L'industrie touristique du Canada et du Québec ne peut plus y échapper: elle doit se remettre en question pour se réinventer.

L'industrie touristique du Canada et du Québec ne peut plus y échapper: elle doit se remettre en question pour se réinventer.

Les touristes américains, soit les trois quarts de la clientèle étrangère de l'industrie, boudent les attraits du pays et de la région de Montréal depuis 2002 et ce n'est pas la hausse du huard qui explique tout, déclare à La Presse Affaires le directeur de la chaire de tourisme de l'ESG-UQAM, Michel Archambault.

La vigueur du huard par rapport au billet vert «n'est même pas la cause principale du recul de la clientèle américaine», ajoute le professeur. «C'est plus fondamental.»
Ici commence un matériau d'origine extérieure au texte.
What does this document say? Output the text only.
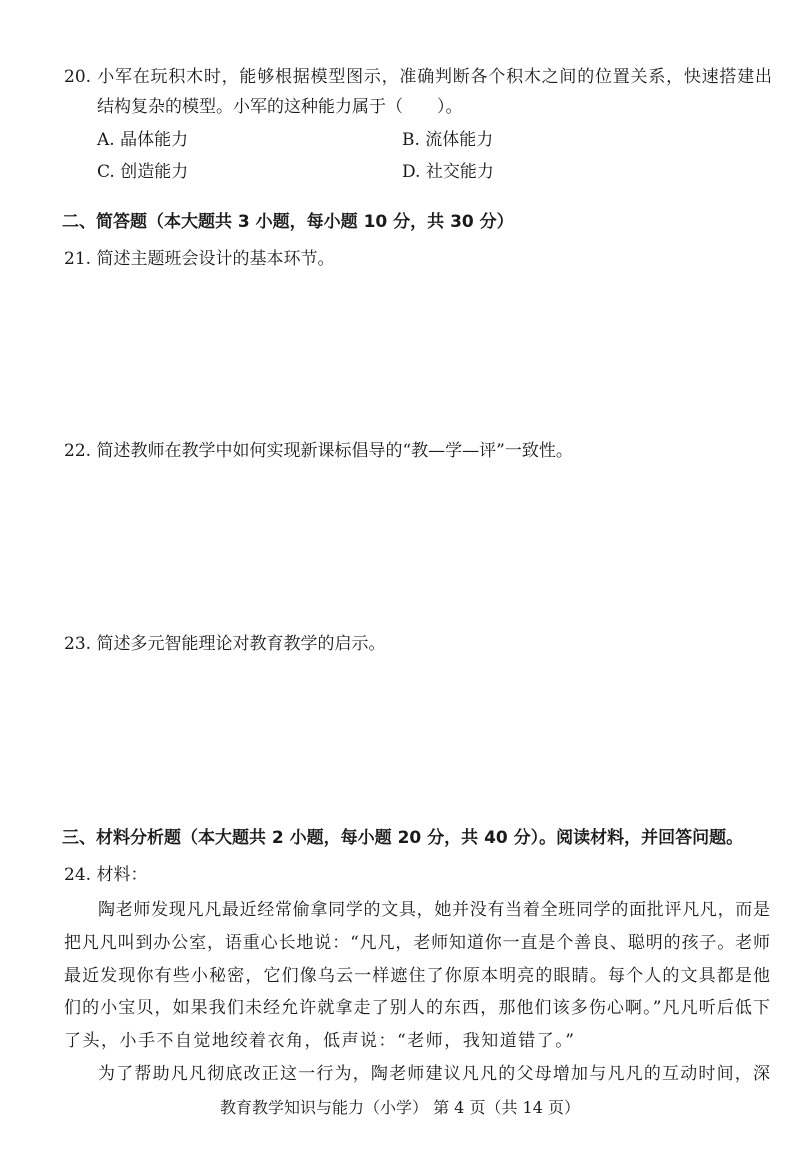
20. 小军在玩积木时，能够根据模型图示，准确判断各个积木之间的位置关系，快速搭建出
结构复杂的模型。小军的这种能力属于（　　）。
A. 晶体能力	B. 流体能力
C. 创造能力	D. 社交能力
二、简答题（本大题共 3 小题，每小题 10 分，共 30 分）
21. 简述主题班会设计的基本环节。
22. 简述教师在教学中如何实现新课标倡导的“教—学—评”一致性。
23. 简述多元智能理论对教育教学的启示。
三、材料分析题（本大题共 2 小题，每小题 20 分，共 40 分）。阅读材料，并回答问题。
24. 材料：
陶老师发现凡凡最近经常偷拿同学的文具，她并没有当着全班同学的面批评凡凡，而是
把凡凡叫到办公室，语重心长地说：“凡凡，老师知道你一直是个善良、聪明的孩子。老师
最近发现你有些小秘密，它们像乌云一样遮住了你原本明亮的眼睛。每个人的文具都是他
们的小宝贝，如果我们未经允许就拿走了别人的东西，那他们该多伤心啊。”凡凡听后低下
了头，小手不自觉地绞着衣角，低声说：“老师，我知道错了。”
为了帮助凡凡彻底改正这一行为，陶老师建议凡凡的父母增加与凡凡的互动时间，深
教育教学知识与能力（小学） 第 4 页（共 14 页）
Pierre Bellerose, vice-président à la recherche de Tourisme Montréal, se dit «assez d'accord avec Michel Archambault. Durant la période au faible taux de change, les touristes américains n'ont d'ailleurs pas augmenté».

Avec le huard qui vient de dépasser 93 cents US, le déficit touristique du Canada et du Québec risque par contre de grimper si l'industrie ne se renouvelle pas, craint Michel Archambault.
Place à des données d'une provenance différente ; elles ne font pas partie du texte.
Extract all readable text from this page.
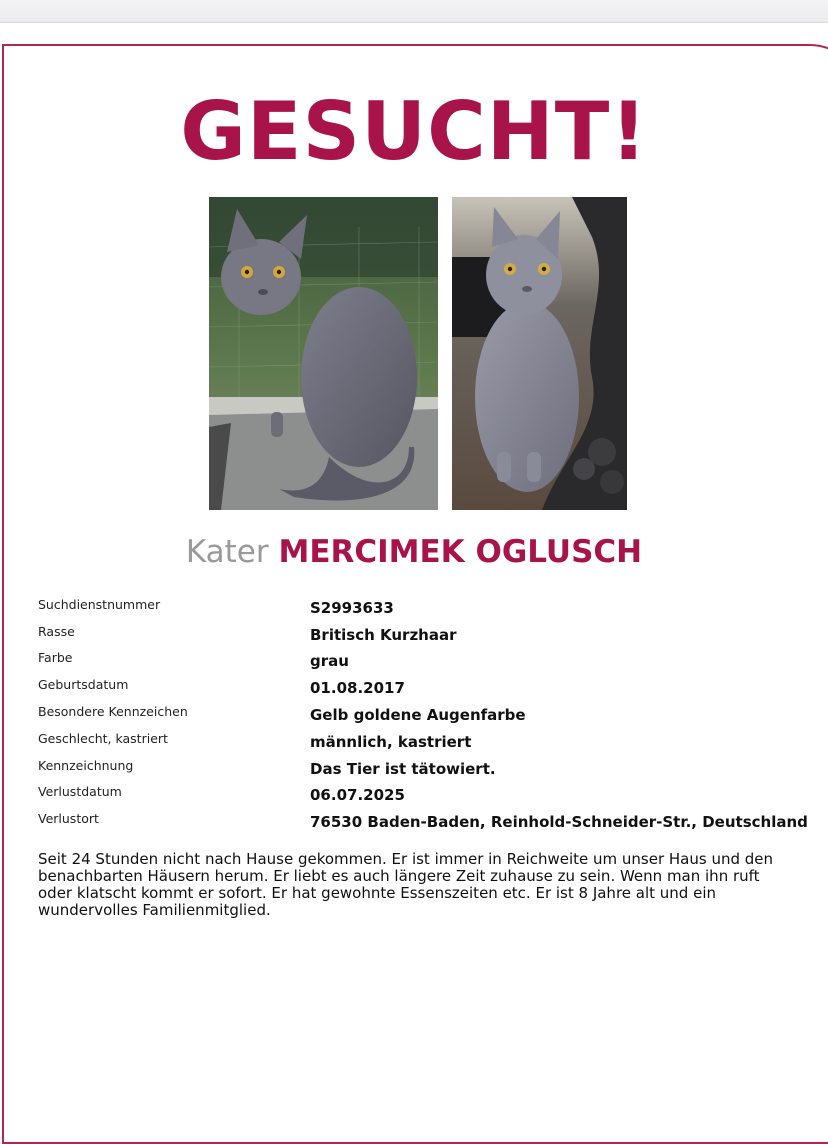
GESUCHT!
Kater MERCIMEK OGLUSCH
Suchdienstnummer	S2993633
Rasse	Britisch Kurzhaar
Farbe	grau
Geburtsdatum	01.08.2017
Besondere Kennzeichen	Gelb goldene Augenfarbe
Geschlecht, kastriert	männlich, kastriert
Kennzeichnung	Das Tier ist tätowiert.
Verlustdatum	06.07.2025
Verlustort	76530 Baden-Baden, Reinhold-Schneider-Str., Deutschland
Seit 24 Stunden nicht nach Hause gekommen. Er ist immer in Reichweite um unser Haus und den benachbarten Häusern herum. Er liebt es auch längere Zeit zuhause zu sein. Wenn man ihn ruft oder klatscht kommt er sofort. Er hat gewohnte Essenszeiten etc. Er ist 8 Jahre alt und ein wundervolles Familienmitglied.
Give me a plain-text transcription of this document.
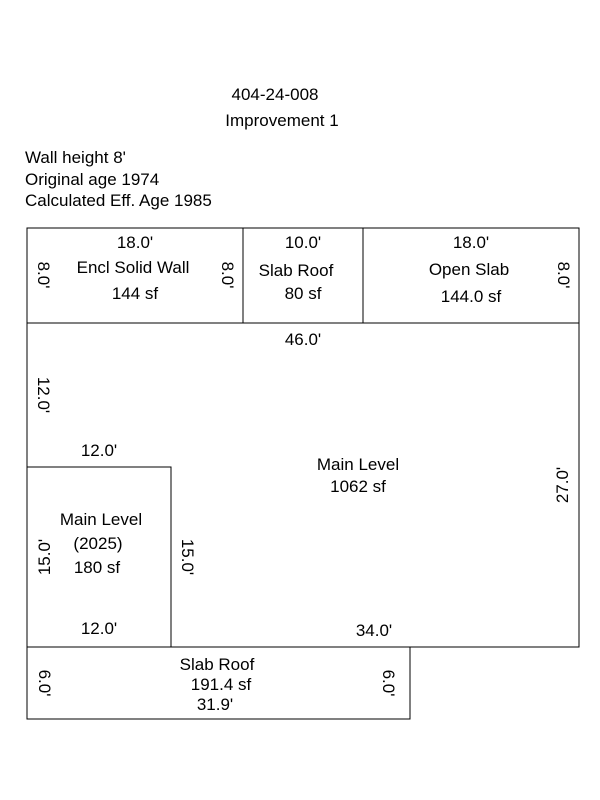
404-24-008
Improvement 1
Wall height 8'
Original age 1974
Calculated Eff. Age 1985
18.0'
Encl Solid Wall
144 sf
8.0'	8.0'
10.0'
Slab Roof
80 sf
18.0'
Open Slab
144.0 sf
8.0'
46.0'
12.0'
12.0'
Main Level
1062 sf	27.0'
34.0'
15.0'
Main Level
(2025)
180 sf
15.0'
12.0'
Slab Roof
191.4 sf
31.9'
6.0'	6.0'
Le tourisme canadien emploie plus de 625 000 personnes qui génèrent des recettes de 62,7 milliards (en 2005), dont 17,5 milliards provenant des visiteurs étrangers, soit 27,9% du total, selon la Commission canadienne du tourisme.
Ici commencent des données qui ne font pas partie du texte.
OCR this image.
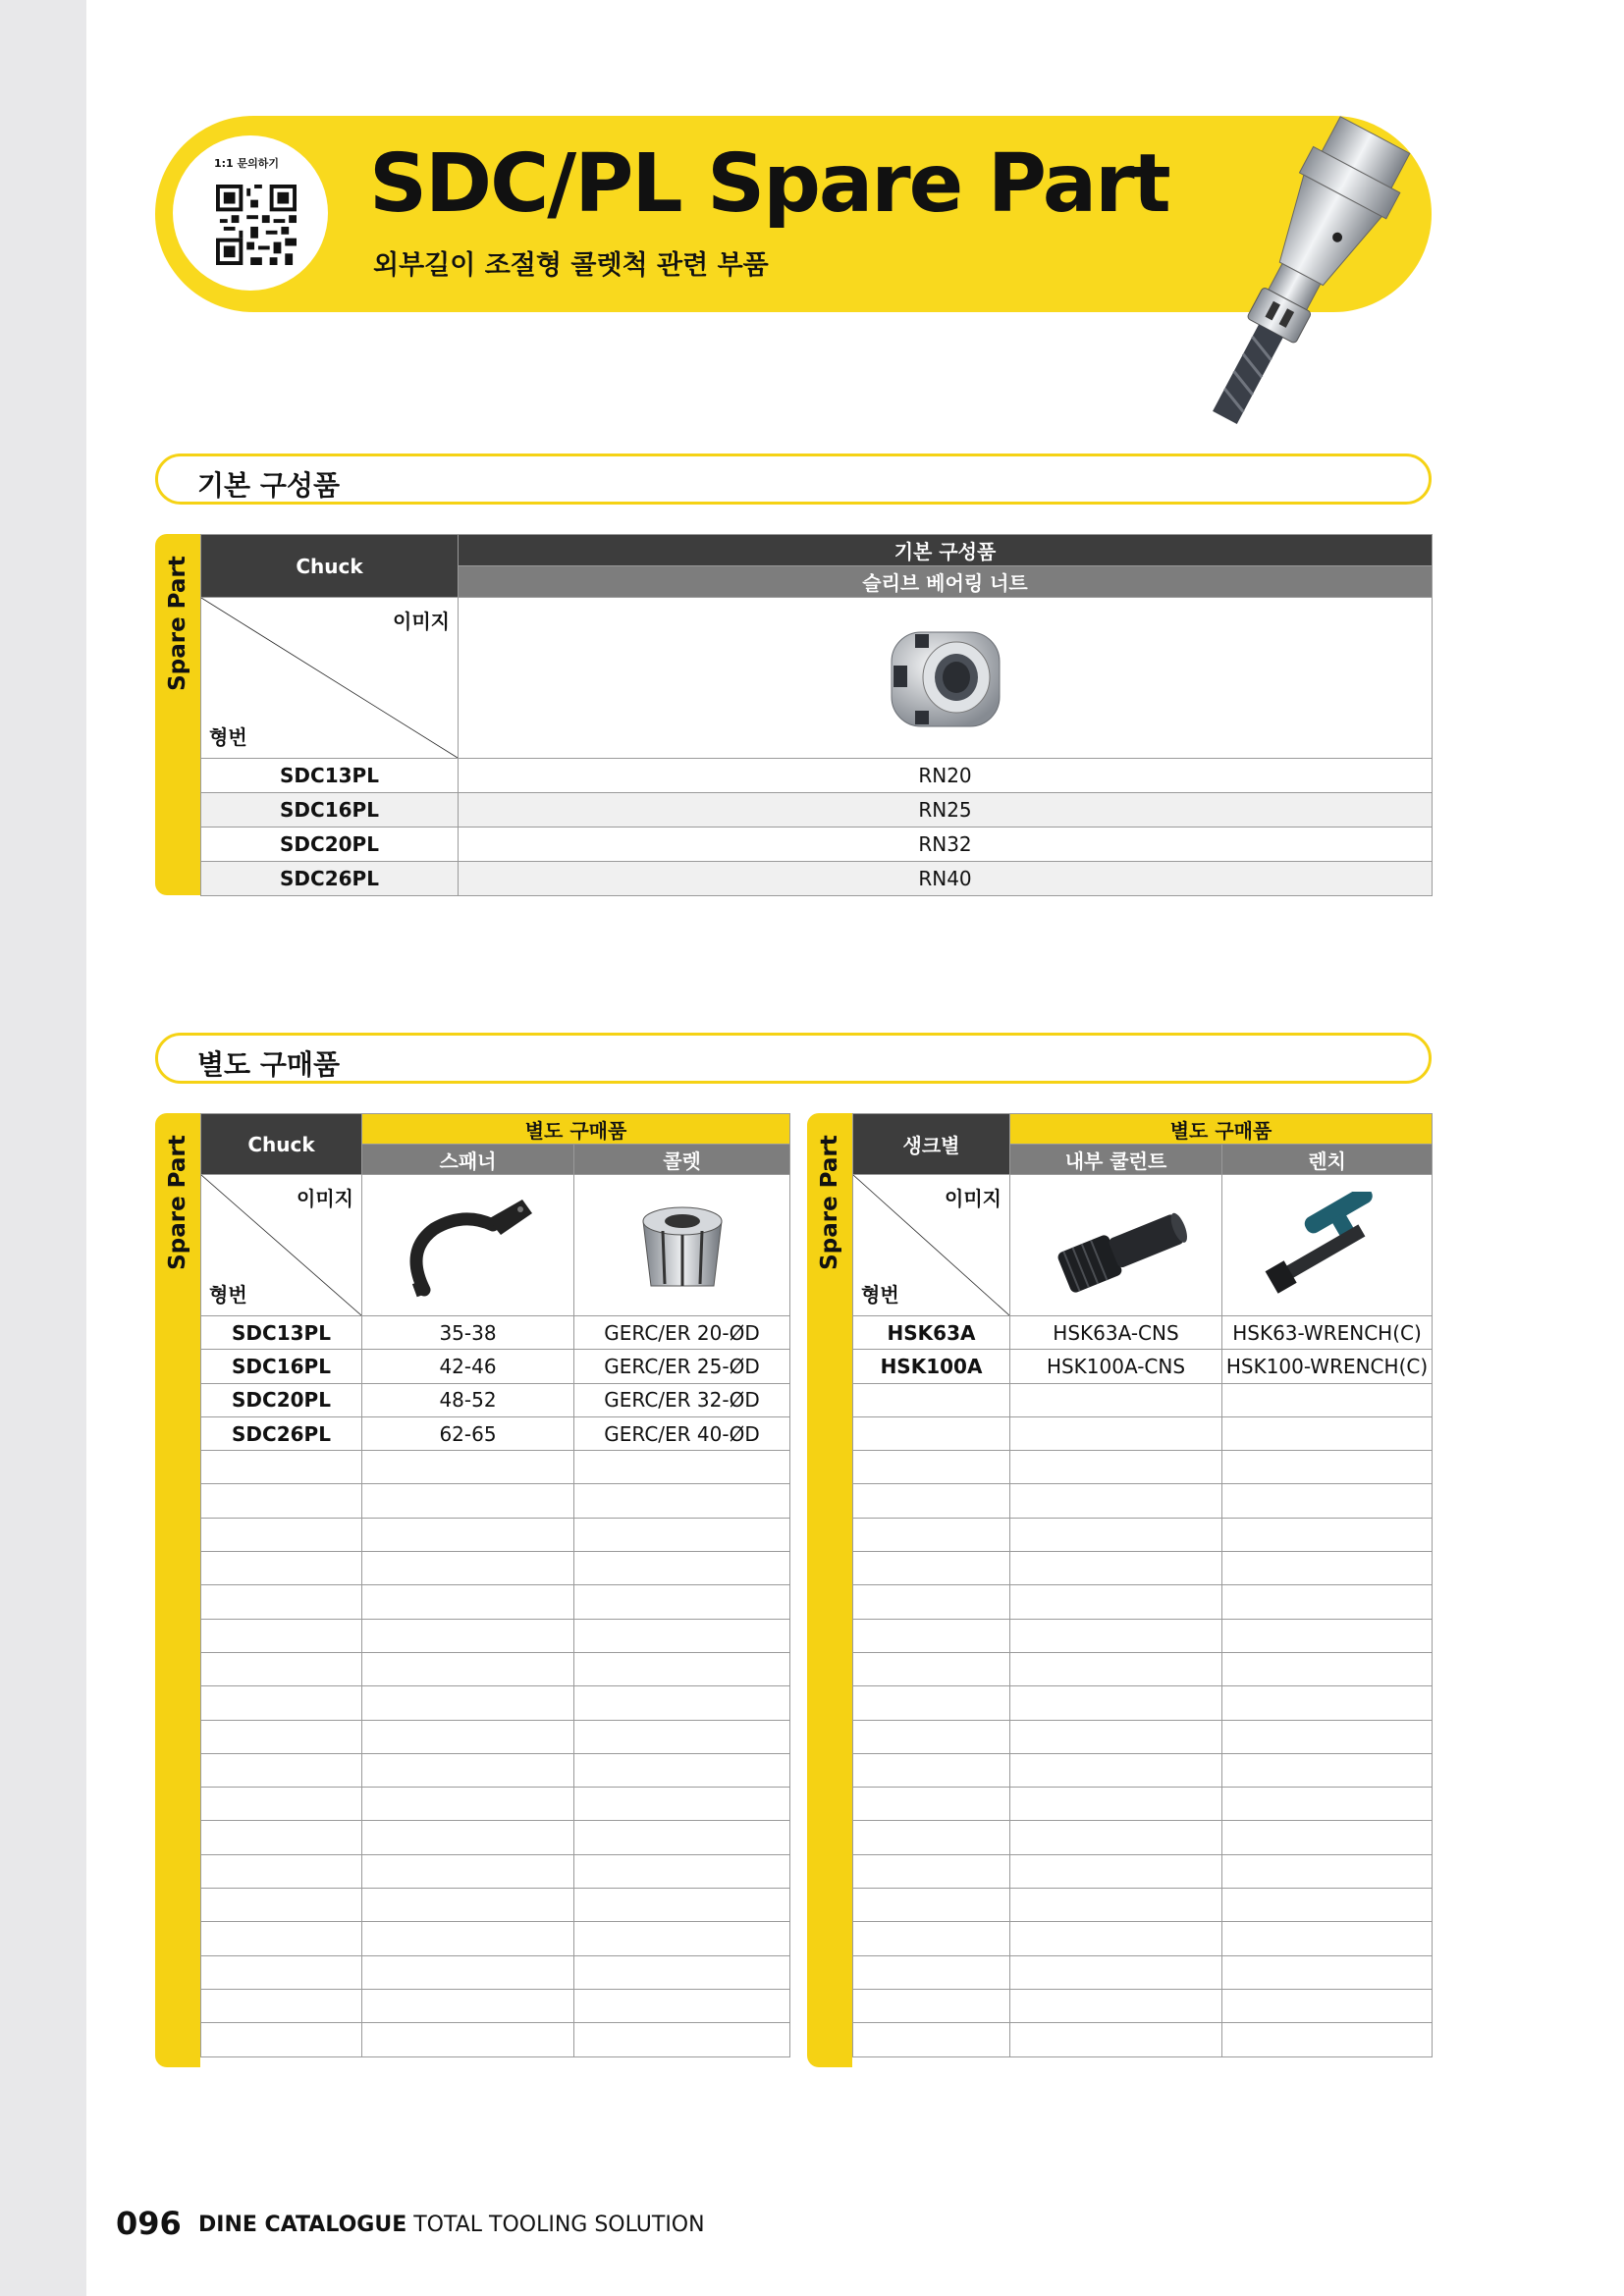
1:1 문의하기 SDC/PL Spare Part
외부길이 조절형 콜렛척 관련 부품
기본 구성품
Spare Part	Chuck	기본 구성품
	슬리브 베어링 너트

이미지
형번

SDC13PL	RN20
SDC16PL	RN25
SDC20PL	RN32
SDC26PL	RN40
별도 구매품
Spare Part	Chuck	별도 구매품	
	스패너	콜렛

이미지
형번

SDC13PL	35-38	GERC/ER 20-ØD
SDC16PL	42-46	GERC/ER 25-ØD
SDC20PL	48-52	GERC/ER 32-ØD
SDC26PL	62-65	GERC/ER 40-ØD

Spare Part	생크별	별도 구매품	
	내부 쿨런트	렌치

이미지
형번

HSK63A	HSK63A-CNS	HSK63-WRENCH(C)
HSK100A	HSK100A-CNS	HSK100-WRENCH(C)

096 DINE CATALOGUE TOTAL TOOLING SOLUTION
Si les touristes d'outre-mer ont augmenté de 7,7% (en 2005) au Canada, ceux des États-Unis ont reculé 4,6%.

Au total, les touristes internationaux ont effectué 18,6 millions de voyages d'au moins un jour au Canada en 2005, une baisse de 2,2%. Comme les résidents canadiens ont voyagé davantage à l'étranger que l'inverse, la Commission établit le déficit touristique de 2005 à 5,8 milliards.

Et durant les prochaines vacances, le huard plus fort va favoriser les voyages des Canadiens à l'étranger, souligne Michel Archambault, et le déficit touristique va grimper.

«Les touristes américains n'ont jamais autant voyagé dans le monde, mais ailleurs qu'au Canada. Il n'y a que le Canada qui n'a pas le pas», lance Michel Archambault.

«Le tourisme canadien et québécois doit scruter son image, ses attraits, son approche et innover. Il y a quelque chose de fondamental qui se passe», déclare Michel Archambault. Il faut le découvrir et donner un solide coup de barre, croit-il.

Plus de 14 millions de touristes américains passent tout de même au moins une nuit au Canada chaque année, souligne-t-il, auxquels s'ajoutent les excursionnistes frontaliers qui y viennent au moins pour quelques heures (spectacles, hockey).

Depuis 2002 cependant, l'affluence des touristes américains baisse en moyenne de 3,8% par année au Canada et de 4,9% au Québec. L'Ontario en perd autant que le Québec, mais la Colombie-Britannique, deux fois moins.

Pendant ce temps, l'afflux de touristes américains a grimpé en Europe (5,7%), en Asie (10,6%), en Amérique du Sud (10,4%) et même au Moyen-Orient (10,1%), souligne Michel Archambault. «Ce n'est pas la hausse du huard et du prix de l'essence qui explique ça.»

«Depuis cinq ou dix ans, le Canada et le Québec n'ont pas lancé beaucoup de produits touristiques», estime le professeur.

«Le Canada est loin d'investir dans de nouveaux attraits comme Dubaï ou de faire vivre de nouvelles expériences aux touristes, comme le Monténégro et même la Russie. Pourtant, les pays se livrent une bataille féroce pour attirer les voyageurs», dit-il.

Au contraire, «les touristes américains viennent souvent par habitude (du repeat business) au Canada», déplore-t-il. De plus, «le virage internet du tourisme canadien a été plus lent qu'aux États-Unis et qu'en Europe».

Ce n'est pas demain, non plus, que le Canada va renverser la vapeur. En 2008, les vacanciers américains auront plutôt la tête à l'élection présidentielle et aux Jeux olympiques de Pékin, dit Michel Archambault.